# Day 04 – Weather Data Analyzer (Pandas + CSV)

This notebook loads a weather CSV, handles missing values, finds the hottest day, and computes average temperature per city.

## 1) Imports and settings

We use Pandas for data handling and Matplotlib for plotting.

In [None]:
import pandas as pd
import numpy as np
from pathlib import Path
import matplotlib.pyplot as plt

DATA_FILE = Path('weather.csv')  # preferred filename
SAMPLE_FILE = Path('sample_weather.csv')

pd.options.display.max_rows = 20
pd.options.display.max_columns = 10


## 2) Load data

If `weather.csv` exists it will be used; otherwise the sample CSV will be copied to `weather.csv`. The notebook normalizes column names and coerces numeric columns.

In [None]:
# Load CSV (use user's weather.csv if present; otherwise use sample)
path = DATA_FILE
if not path.exists():
    if SAMPLE_FILE.exists():
        df = pd.read_csv(SAMPLE_FILE)
        df.to_csv(path, index=False)
        print("No weather.csv found — copied sample_weather.csv to weather.csv")
    else:
        raise FileNotFoundError("No weather.csv or sample_weather.csv found in folder.")

df = pd.read_csv(path)
# normalize columns
df.columns = [c.strip().lower() for c in df.columns]
# parse date
if 'date' in df.columns:
    df['date'] = pd.to_datetime(df['date'], errors='coerce')
# coerce numeric
for col in ['temp','humidity']:
    if col in df.columns:
        df[col] = pd.to_numeric(df[col], errors='coerce')

print('Loaded rows:', len(df))
df.head()

## 3) Inspect missing values

Show how many missing values exist per column.

In [None]:
# Missing values summary
missing_summary = df.isna().sum()
print(missing_summary)

# Show rows with any missing values (first 10)
df[df.isna().any(axis=1)].head(10)

## 4) Handle missing values

Strategy used here:
- For `temp`: fill missing values with **mean temperature per city** (fallback to global mean if city mean is NaN).
- For `humidity`: fill missing values with **median humidity per city** (fallback to global median if needed).

You can change strategies (drop, forward-fill, interpolation) depending on your use-case.

In [None]:
# Fill missing temp by city mean, fallback to global mean
if 'temp' in df.columns and 'city' in df.columns:
    city_temp_mean = df.groupby('city')['temp'].transform('mean')
    global_temp_mean = df['temp'].mean()
    df['temp'] = df['temp'].fillna(city_temp_mean)
    df['temp'] = df['temp'].fillna(global_temp_mean)

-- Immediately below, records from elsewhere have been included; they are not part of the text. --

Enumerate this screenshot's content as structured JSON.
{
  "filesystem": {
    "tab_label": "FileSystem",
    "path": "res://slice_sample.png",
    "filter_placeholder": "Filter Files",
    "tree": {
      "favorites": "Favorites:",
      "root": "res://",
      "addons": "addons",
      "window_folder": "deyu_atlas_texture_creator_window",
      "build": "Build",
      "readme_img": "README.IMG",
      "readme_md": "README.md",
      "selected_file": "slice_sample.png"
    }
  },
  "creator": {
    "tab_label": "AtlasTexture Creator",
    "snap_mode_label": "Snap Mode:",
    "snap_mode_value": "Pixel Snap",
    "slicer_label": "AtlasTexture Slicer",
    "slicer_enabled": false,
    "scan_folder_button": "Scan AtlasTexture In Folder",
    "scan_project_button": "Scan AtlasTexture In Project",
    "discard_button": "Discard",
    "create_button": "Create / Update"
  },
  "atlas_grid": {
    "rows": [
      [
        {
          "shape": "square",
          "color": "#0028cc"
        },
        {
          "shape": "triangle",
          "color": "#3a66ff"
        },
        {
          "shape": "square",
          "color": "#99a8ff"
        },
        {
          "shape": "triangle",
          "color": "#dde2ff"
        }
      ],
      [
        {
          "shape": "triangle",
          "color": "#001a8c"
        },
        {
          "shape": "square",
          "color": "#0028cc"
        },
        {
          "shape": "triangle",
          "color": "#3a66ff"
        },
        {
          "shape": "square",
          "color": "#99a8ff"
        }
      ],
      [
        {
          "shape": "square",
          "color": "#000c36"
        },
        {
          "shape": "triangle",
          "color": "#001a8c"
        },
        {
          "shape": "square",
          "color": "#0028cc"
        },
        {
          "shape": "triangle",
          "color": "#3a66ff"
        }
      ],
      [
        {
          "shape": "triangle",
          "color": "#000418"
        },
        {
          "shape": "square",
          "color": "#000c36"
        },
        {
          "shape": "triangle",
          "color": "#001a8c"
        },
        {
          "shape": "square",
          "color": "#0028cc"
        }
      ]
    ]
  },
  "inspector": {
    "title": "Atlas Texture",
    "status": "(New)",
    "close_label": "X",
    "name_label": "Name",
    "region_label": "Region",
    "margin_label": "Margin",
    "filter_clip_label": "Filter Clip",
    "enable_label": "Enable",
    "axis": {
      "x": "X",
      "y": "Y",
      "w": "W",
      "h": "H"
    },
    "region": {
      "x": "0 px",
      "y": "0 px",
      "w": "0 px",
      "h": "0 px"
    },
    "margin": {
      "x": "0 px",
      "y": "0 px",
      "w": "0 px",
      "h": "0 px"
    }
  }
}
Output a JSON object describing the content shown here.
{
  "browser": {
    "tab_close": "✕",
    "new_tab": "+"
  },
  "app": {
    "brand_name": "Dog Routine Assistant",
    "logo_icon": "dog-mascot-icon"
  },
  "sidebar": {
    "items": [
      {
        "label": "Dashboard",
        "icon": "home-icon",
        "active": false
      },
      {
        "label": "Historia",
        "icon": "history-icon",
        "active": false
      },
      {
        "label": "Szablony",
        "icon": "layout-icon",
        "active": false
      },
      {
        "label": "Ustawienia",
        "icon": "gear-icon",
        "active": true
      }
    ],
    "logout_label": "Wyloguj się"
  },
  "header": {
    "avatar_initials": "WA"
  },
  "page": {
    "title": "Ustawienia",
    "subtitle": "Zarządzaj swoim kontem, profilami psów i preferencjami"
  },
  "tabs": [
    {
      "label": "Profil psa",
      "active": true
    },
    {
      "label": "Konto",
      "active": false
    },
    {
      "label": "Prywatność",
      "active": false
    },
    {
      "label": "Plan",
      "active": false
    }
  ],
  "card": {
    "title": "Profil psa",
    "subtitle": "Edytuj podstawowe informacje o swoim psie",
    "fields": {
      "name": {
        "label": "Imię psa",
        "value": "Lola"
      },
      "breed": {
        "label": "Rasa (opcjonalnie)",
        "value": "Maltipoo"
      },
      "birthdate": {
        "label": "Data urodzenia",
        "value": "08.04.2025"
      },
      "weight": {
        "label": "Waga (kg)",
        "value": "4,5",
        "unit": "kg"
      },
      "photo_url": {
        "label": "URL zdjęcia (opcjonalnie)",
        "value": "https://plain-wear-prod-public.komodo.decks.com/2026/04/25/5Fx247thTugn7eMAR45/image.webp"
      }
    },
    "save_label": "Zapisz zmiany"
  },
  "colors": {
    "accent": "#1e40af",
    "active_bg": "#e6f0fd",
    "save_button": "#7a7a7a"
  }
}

# Fill missing humidity by city median
if 'humidity' in df.columns and 'city' in df.columns:
    city_hum_median = df.groupby('city')['humidity'].transform('median')
    global_hum_median = df['humidity'].median()
    df['humidity'] = df['humidity'].fillna(city_hum_median)
    df['humidity'] = df['humidity'].fillna(global_hum_median)

print('After imputation, missing values:')
print(df.isna().sum())

df.head()

## 5) Find the hottest day (overall)

We locate the row with the maximum temperature.

In [None]:
# Hottest day overall
if 'temp' in df.columns:
    hottest_idx = df['temp'].idxmax()
    hottest_row = df.loc[hottest_idx]
    display(hottest_row.to_frame().T)
    # Save as CSV
    hottest_row.to_frame().T.to_csv('hottest_day_overall.csv', index=False)
else:
    print('No temp column present.')

## 6) Hottest day per city

Group by city and find the day with the maximum temperature for each city.

In [None]:
# Hottest day per city
hottest_per_city = None
if 'temp' in df.columns and 'city' in df.columns:
    # index of max temp per city
    idx = df.groupby('city')['temp'].idxmax()
    hottest_per_city = df.loc[idx].sort_values('city').reset_index(drop=True)
    display(hottest_per_city)
    hottest_per_city.to_csv('hottest_day_per_city.csv', index=False)
else:
    print('Required columns (city, temp) not found.')

## 7) Average temperature per city

Compute mean temperature for each city and save the result.

In [None]:
# Average temp per city
avg_temp = None
if 'temp' in df.columns and 'city' in df.columns:
    avg_temp = df.groupby('city')['temp'].mean().round(2).sort_values(ascending=False)
    display(avg_temp)
    avg_temp.to_csv('avg_temp_by_city.csv', header=['avg_temp'])
else:
    print('Required columns (city, temp) not found.')

## 8) Plot average temperature by city (Matplotlib)

One plot per cell, using Matplotlib (no explicit color settings).

In [None]:
# Plot average temp by city
if avg_temp is not None:
    ax = avg_temp.plot(kind='bar')
    ax.set_title('Average Temperature by City')
    ax.set_ylabel('Temperature (°C)')
    ax.set_xlabel('City')
    plt.tight_layout()
    plt.show()
else:
    print('No average temperature data available to plot.')

## 9) Save cleaned dataset (optional)

Save the cleaned and imputed dataset for further use.

In [None]:
# Save cleaned dataset
df.to_csv('weather_cleaned.csv', index=False)
print('Saved weather_cleaned.csv (rows:', len(df), ')')